Ricordo che oltre al Veneto, c'è anche l'Abruzzo che respinge, un Giudice in Lombardia e anche mi sembra Bolzano
REPUBBLICA ITALIANA Sent. 140/2019
IN NOME DEL POPOLO ITALIANO
LA CORTE DEI CONTI
SEZIONE GIURISDIZIONALE PER LA REGIONE VENETO
in composizione monocratica nella persona del Consigliere Marta Tonolo, in funzione di Giudice Unico delle pensioni, ha pronunciato la seguente
SENTENZA
nel giudizio iscritto al n. 30925 del registro di segreteria promosso dal sig. M. M. Omissis rappresentato e difeso, come da procura in calce al presente ricorso, dall’Avv. Paolo Celli (C.F. CLLPLA64A25H501Q), pec
paolocelli@ordineavvocatiroma.org) ed elettivamente domiciliato presso il di lui studio sito in Roma alla Via Luigi Rizzo n. 72
CONTRO
- Istituto Nazionale della Previdenza Sociale (INPS), in persona del legale rappresentante pro-tempore, con sede territoriale in Padova (PD) alla via Dario Delù n.3;
- Istituto Nazionale della Previdenza Sociale (INPS), in persona del legale rappresentante pro-tempore, con sede nazionale in Roma alla Via Ciro il Grande n. 21;
VISTO il ricorso depositato presso la segreteria di questa Sezione Giurisdizionale della Corte dei Conti il 7 giugno 2019;
ESAMINATI tutti gli atti e documenti di causa;
CHIAMATO il giudizio alla pubblica udienza del giorno 20 settembre 2019 con
2
l’assistenza della segretaria sig.ra Doriana Tornielli, sono presenti l’avv. Karandei Rossi, su delega dell’avv. Paolo Celli, per il ricorrente e l’avv. Aldo Tagliente per l’INPS;
FATTO
1.Con il gravame in epigrafe, il ricorrente – Primo Maresciallo dell’Esercito Italiano fino alla data del 31.7.2018 - intende far valere il proprio diritto al ricalcolo e alla riliquidazione del trattamento pensionistico in godimento, con applicazione, alla parte retributiva della pensione, dell’aliquota di rendimento del 44% ai fini del calcolo della base pensionabile secondo il disposto dell’art. 54, comma 1, del TU n. 1092 del 1973.

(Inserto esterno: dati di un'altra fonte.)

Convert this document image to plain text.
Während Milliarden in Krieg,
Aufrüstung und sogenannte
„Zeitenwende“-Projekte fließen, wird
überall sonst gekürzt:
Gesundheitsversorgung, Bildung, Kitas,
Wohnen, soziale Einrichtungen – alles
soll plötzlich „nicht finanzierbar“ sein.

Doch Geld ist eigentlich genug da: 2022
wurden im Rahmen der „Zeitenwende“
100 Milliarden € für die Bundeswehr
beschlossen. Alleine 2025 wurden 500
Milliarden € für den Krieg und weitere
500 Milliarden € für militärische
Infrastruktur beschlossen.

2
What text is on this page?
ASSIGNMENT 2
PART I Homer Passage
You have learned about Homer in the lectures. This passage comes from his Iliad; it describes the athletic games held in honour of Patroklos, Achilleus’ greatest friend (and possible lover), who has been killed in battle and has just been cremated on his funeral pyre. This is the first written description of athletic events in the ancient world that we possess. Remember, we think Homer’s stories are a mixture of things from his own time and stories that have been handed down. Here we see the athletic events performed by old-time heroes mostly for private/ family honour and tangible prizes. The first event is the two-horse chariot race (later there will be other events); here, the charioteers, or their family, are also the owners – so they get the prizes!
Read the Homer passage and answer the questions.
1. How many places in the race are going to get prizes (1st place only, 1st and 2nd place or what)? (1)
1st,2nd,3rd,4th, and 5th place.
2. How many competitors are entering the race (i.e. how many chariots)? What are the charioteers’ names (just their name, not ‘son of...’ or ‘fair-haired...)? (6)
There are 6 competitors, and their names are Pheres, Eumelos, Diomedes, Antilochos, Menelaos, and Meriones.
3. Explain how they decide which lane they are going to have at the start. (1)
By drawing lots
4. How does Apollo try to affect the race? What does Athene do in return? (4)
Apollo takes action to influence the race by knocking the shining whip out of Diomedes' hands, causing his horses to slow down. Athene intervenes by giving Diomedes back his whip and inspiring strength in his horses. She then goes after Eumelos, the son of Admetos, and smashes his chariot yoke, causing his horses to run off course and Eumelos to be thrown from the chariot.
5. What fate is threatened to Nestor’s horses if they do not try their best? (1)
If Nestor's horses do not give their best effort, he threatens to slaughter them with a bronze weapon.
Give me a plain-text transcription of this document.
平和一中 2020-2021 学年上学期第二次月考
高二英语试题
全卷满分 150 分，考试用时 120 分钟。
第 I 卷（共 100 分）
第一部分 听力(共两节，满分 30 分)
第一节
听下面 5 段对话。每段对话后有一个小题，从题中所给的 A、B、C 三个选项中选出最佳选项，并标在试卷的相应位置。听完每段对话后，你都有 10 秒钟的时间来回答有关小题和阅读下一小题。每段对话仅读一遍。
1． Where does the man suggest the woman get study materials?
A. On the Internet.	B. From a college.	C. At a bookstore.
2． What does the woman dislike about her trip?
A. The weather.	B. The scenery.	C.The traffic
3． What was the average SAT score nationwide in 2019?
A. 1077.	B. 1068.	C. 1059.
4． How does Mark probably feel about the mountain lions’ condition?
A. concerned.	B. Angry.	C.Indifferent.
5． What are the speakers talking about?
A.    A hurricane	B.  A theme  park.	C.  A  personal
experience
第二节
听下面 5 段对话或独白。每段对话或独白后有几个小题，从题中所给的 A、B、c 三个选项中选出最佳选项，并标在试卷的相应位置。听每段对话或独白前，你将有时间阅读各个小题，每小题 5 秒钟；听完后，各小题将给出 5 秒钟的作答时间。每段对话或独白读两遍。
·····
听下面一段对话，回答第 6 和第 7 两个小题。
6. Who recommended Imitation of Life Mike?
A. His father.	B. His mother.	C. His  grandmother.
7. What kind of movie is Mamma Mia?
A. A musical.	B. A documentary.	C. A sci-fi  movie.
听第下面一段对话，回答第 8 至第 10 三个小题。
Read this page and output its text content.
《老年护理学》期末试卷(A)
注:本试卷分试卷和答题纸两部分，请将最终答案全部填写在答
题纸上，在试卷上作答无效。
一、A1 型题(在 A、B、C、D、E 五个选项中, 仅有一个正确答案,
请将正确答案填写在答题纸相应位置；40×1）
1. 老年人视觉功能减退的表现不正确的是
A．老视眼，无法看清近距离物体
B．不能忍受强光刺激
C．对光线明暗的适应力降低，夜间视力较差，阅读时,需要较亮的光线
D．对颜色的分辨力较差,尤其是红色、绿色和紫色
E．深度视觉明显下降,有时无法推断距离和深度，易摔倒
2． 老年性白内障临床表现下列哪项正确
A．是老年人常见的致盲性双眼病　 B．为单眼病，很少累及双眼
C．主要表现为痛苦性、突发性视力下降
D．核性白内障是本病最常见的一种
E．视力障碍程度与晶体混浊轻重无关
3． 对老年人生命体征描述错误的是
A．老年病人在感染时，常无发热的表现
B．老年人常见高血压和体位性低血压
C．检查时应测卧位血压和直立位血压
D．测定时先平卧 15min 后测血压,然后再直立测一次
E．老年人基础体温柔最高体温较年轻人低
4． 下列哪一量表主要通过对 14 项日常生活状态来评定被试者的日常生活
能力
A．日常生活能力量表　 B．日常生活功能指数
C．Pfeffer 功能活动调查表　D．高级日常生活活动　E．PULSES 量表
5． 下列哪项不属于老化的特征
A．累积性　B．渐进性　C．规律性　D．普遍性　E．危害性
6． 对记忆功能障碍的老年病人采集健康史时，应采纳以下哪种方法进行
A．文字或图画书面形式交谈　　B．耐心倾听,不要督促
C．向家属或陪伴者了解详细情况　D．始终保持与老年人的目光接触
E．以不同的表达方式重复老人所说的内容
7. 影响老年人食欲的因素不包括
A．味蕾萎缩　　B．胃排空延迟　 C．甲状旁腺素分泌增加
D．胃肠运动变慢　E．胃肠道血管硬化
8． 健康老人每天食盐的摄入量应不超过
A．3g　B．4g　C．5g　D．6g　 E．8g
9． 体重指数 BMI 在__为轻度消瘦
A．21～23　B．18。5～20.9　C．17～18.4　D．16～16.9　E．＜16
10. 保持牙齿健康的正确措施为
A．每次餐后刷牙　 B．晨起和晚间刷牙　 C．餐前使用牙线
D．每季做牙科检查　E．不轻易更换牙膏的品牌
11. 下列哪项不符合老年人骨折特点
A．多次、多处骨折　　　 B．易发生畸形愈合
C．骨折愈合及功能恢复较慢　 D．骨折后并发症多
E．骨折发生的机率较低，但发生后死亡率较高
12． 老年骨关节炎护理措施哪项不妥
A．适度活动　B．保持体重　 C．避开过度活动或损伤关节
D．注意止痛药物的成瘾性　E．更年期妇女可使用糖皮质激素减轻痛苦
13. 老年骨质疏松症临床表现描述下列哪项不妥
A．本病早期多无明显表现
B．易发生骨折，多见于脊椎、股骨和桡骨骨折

In particolare, fa presente che il proprio trattamento di quiescenza è stato liquidato con il cd. sistema misto in applicazione dell’art. 1 della L. 335/1995 e che la quota della sua pensione da calcolarsi con il sistema retributivo è stata determinata applicando l’aliquota del 35% di cui all’art. 44 del D.P.R. 1092/1973 (“Personale civile”), anziché l’aliquota maggiorata del 44% di cui all’art. 54 del D.P.R. 1092/1973 (“personale militare”). Al riguardo, rileva che dal tenore letterale della norma si evince chiaramente come “ il 44 per cento della base pensionabile spetti al militare che ha compiuto almeno 15 anni di servizio, dunque anche con un solo giorno in più di servizio oltre il 15° anno e così fino al 20° anno di servizio utile (cfr. Corte dei Conti, Sezione giurisdizionale Calabria, sentenza n. 12/2017 e sentenza n. 157/2018, Corte dei Conti, Sezione giurisdizionale Sardegna, sentenza n. 2/2018, Corte dei Conti, Sezione giurisdizionale Liguria, sentenza n, 224/2018, Corte dei Conti, Sezione giurisdizionale Puglia, sentenza n. 446/2018 e sentenza n. 468/2018)”.
3
Fa presente che la giurisprudenza è favorevole nell’applicare il coefficiente di rendimento del 44 per cento ai militari che abbiano maturato, nel contempo, almeno quindici ma non più di venti anni di servizio, trovando la disposizione in parola, la sua ratio in quelle situazioni in cui il militare, per motivi indipendenti dalla sua volontà (limiti di età, inabilità, ecc.), non abbia potuto maturare un’anzianità superiore (seguito da Sez. Sardegna n. 87/2017 e Sez. Piemonte n. 3/2018).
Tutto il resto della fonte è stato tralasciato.